A Simple Calculator Program in C

Problem

Write a program that acts like a calculator and performs the following operations:

1. Addition 
2. Subtraction
3. Multiplication 
4. Division 

The program must accept an operator from the user, and accordingly the operation needs to be performed.

Example 1:

Input:
Enter the operator (+, -, *, /): +
Enter the two numbers: 10 20

Output:
30.000000

Example 2:

Input:
Enter the operator (+, -, *, /): /
Enter the two numbers: 5 0

Output:
Division by zero is not allowed!

Example 3:

Input:
Enter the operator (+, -, *, /): -
Enter the two numbers: 35 40

Output:
-5.000000

Expectations:

You need to write the complete program using the following template as the starter:

#include <stdio.h>

int main() {
    char operator;
    double num1, num2, result;
    
    // Write your code here 
    
    return 0;
}

Copy and paste the above code in your favorite IDE and start writing your code after the comment // Write your code here.

Sample Test Cases:

To verify the program you have written, go ahead and test your program using the following test cases:

Don’t forget to try the code on your own before diving into the solution.

Solution

Following are the multiple approaches to solve the problem.

The if-else Approach

We can use a couple of if-else statements to decide the operation to be performed as shown in the following program:

#include <stdio.h>
#include <stdlib.h>

int main() {
    char operator;
    double num1, num2, result;
    
    // Write your code here 
    printf("Enter the operator (+, -, *, /): ");
    scanf("%c", &operator);
    
    printf("Enter the two numbers: ");
    scanf("%lf%lf", &num1, &num2);
    
    if (operator == '+') {
        result = num1 + num2;
    } else if (operator == '-') {
        result = num1 - num2;
    } else if (operator == '*') {
        result = num1 * num2;
    } else if (operator == '/') {
        if (num2 != 0) {
            result = num1 / num2;
        } else {
            // exit with FAILURE status
            printf("Division by zero is not allowed!");
            exit(1);
        }
    } else {
        printf("Invalid operator.\n");
    }
    
    printf("%lf\n", result);
    return 0;
}

Output:

Enter the operator (+, -, *, /): /
Enter the two numbers: 10 20
0.500000

The Switch Approach

We can use the Switch statement to decide the operation to be performed.

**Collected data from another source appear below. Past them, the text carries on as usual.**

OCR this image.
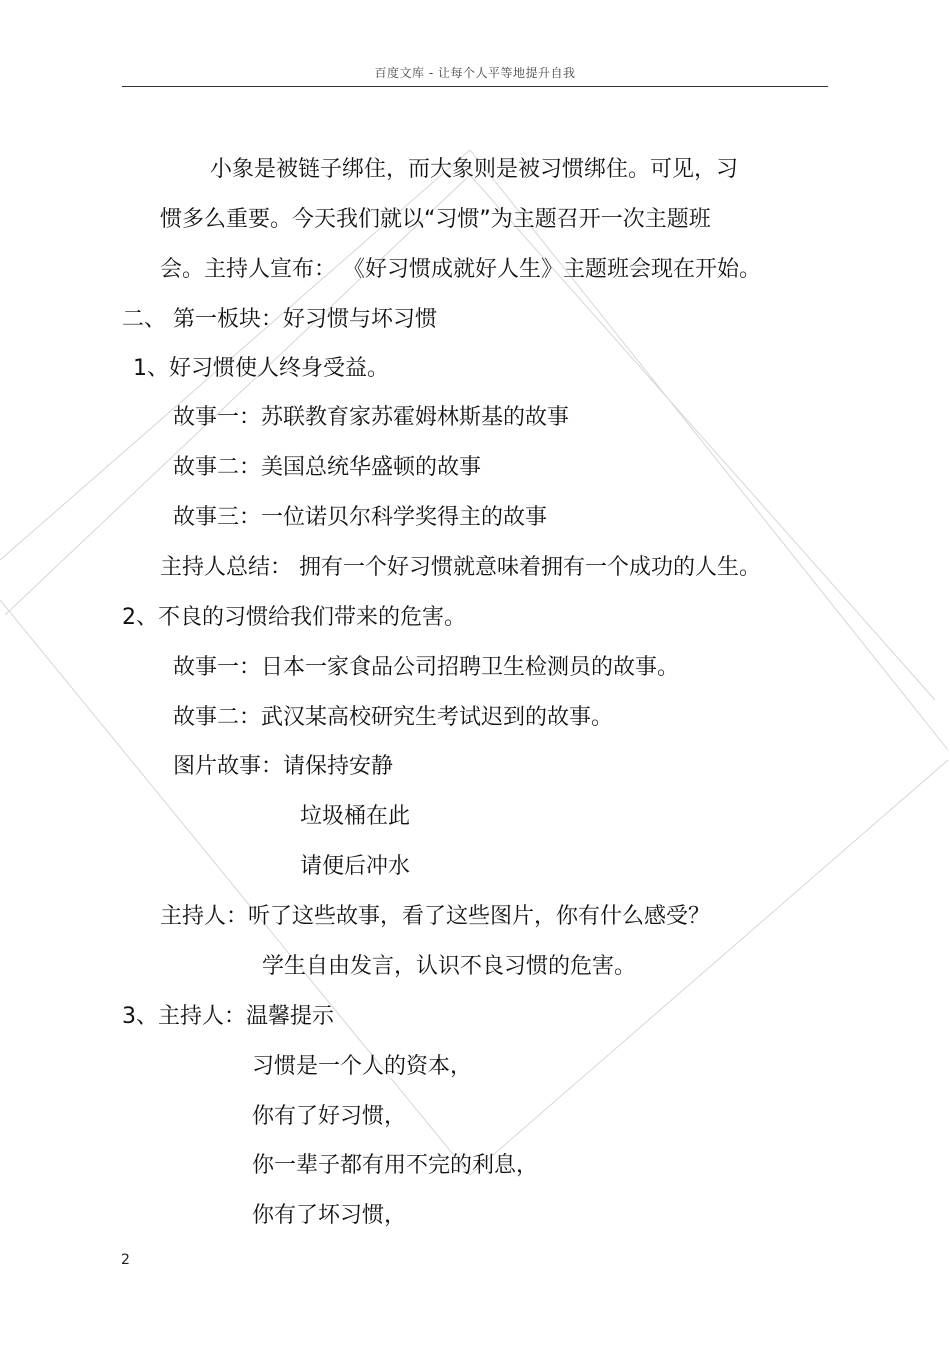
百度文库 - 让每个人平等地提升自我
小象是被链子绑住，而大象则是被习惯绑住。可见，习
惯多么重要。今天我们就以“习惯”为主题召开一次主题班
会。主持人宣布： 《好习惯成就好人生》主题班会现在开始。
二、 第一板块：好习惯与坏习惯
1、好习惯使人终身受益。
故事一：苏联教育家苏霍姆林斯基的故事
故事二：美国总统华盛顿的故事
故事三：一位诺贝尔科学奖得主的故事
主持人总结： 拥有一个好习惯就意味着拥有一个成功的人生。
2、不良的习惯给我们带来的危害。
故事一：日本一家食品公司招聘卫生检测员的故事。
故事二：武汉某高校研究生考试迟到的故事。
图片故事：请保持安静
垃圾桶在此
请便后冲水
主持人：听了这些故事，看了这些图片，你有什么感受？
学生自由发言，认识不良习惯的危害。
3、主持人：温馨提示
习惯是一个人的资本，
你有了好习惯，
你一辈子都有用不完的利息，
你有了坏习惯，
2
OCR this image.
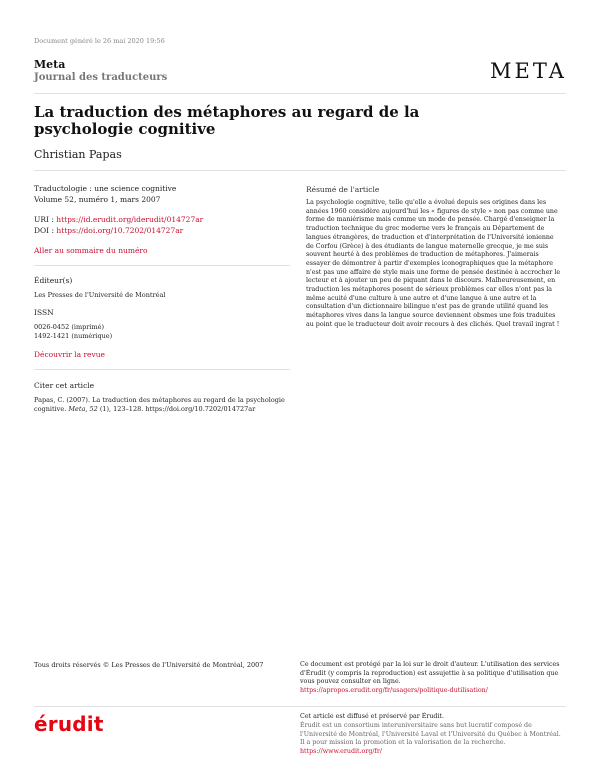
Document généré le 26 mai 2020 19:56
Meta
Journal des traducteurs	META
La traduction des métaphores au regard de la psychologie cognitive
Christian Papas
Traductologie : une science cognitive
Volume 52, numéro 1, mars 2007
URI : https://id.erudit.org/iderudit/014727ar
DOI : https://doi.org/10.7202/014727ar
Aller au sommaire du numéro
Éditeur(s)
Les Presses de l'Université de Montréal
ISSN
0026-0452 (imprimé)
1492-1421 (numérique)
Découvrir la revue
Citer cet article
Papas, C. (2007). La traduction des métaphores au regard de la psychologie
cognitive. Meta, 52 (1), 123–128. https://doi.org/10.7202/014727ar
Résumé de l'article
La psychologie cognitive, telle qu'elle a évolué depuis ses origines dans les années 1960 considère aujourd'hui les « figures de style » non pas comme une forme de maniérisme mais comme un mode de pensée. Chargé d'enseigner la traduction technique du grec moderne vers le français au Département de langues étrangères, de traduction et d'interprétation de l'Université ionienne de Corfou (Grèce) à des étudiants de langue maternelle grecque, je me suis souvent heurté à des problèmes de traduction de métaphores. J'aimerais essayer de démontrer à partir d'exemples iconographiques que la métaphore n'est pas une affaire de style mais une forme de pensée destinée à accrocher le lecteur et à ajouter un peu de piquant dans le discours. Malheureusement, en traduction les métaphores posent de sérieux problèmes car elles n'ont pas la même acuité d'une culture à une autre et d'une langue à une autre et la consultation d'un dictionnaire bilingue n'est pas de grande utilité quand les métaphores vives dans la langue source deviennent obsmes une fois traduites au point que le traducteur doit avoir recours à des clichés. Quel travail ingrat !
Tous droits réservés © Les Presses de l'Université de Montréal, 2007	Ce document est protégé par la loi sur le droit d'auteur. L'utilisation des services d'Érudit (y compris la reproduction) est assujettie à sa politique d'utilisation que vous pouvez consulter en ligne.
https://apropos.erudit.org/fr/usagers/politique-dutilisation/
érudit	Cet article est diffusé et préservé par Érudit.
Érudit est un consortium interuniversitaire sans but lucratif composé de l'Université de Montréal, l'Université Laval et l'Université du Québec à Montréal. Il a pour mission la promotion et la valorisation de la recherche.
https://www.erudit.org/fr/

Following program depicts the same:

#include <stdio.h>
#include <stdlib.h>

int main() {
    char operator;
    double num1, num2, result;
    
    // Write your code here 
    printf("Enter the operator (+, -, *, /): ");
    scanf("%c", &operator);
    
    printf("Enter the two numbers: ");
    scanf("%lf%lf", &num1, &num2);
    
    switch(operator) {
        case '+':
            result = num1 + num2;
            break;
        case '-':
            result = num1 - num2;
            break;
        case '*':
            result = num1 * num2;
            break;
        case '/':
            // Handling division by zero error
            if (num2 != 0) {
                result = num1 / num2;
                break;
            } else {
                // exit with FAILURE status
                printf("Division by zero is not allowed!");
                exit(1);
            }
        default:
            printf("Invalid operator.\n");
    }
    
    printf("%lf\n", result);
    return 0;
}

Output:

Enter the operator (+, -, *, /): /
Enter the two numbers: 10 20
0.500000

You can check the above programs for multiple test cases and the code works just fine.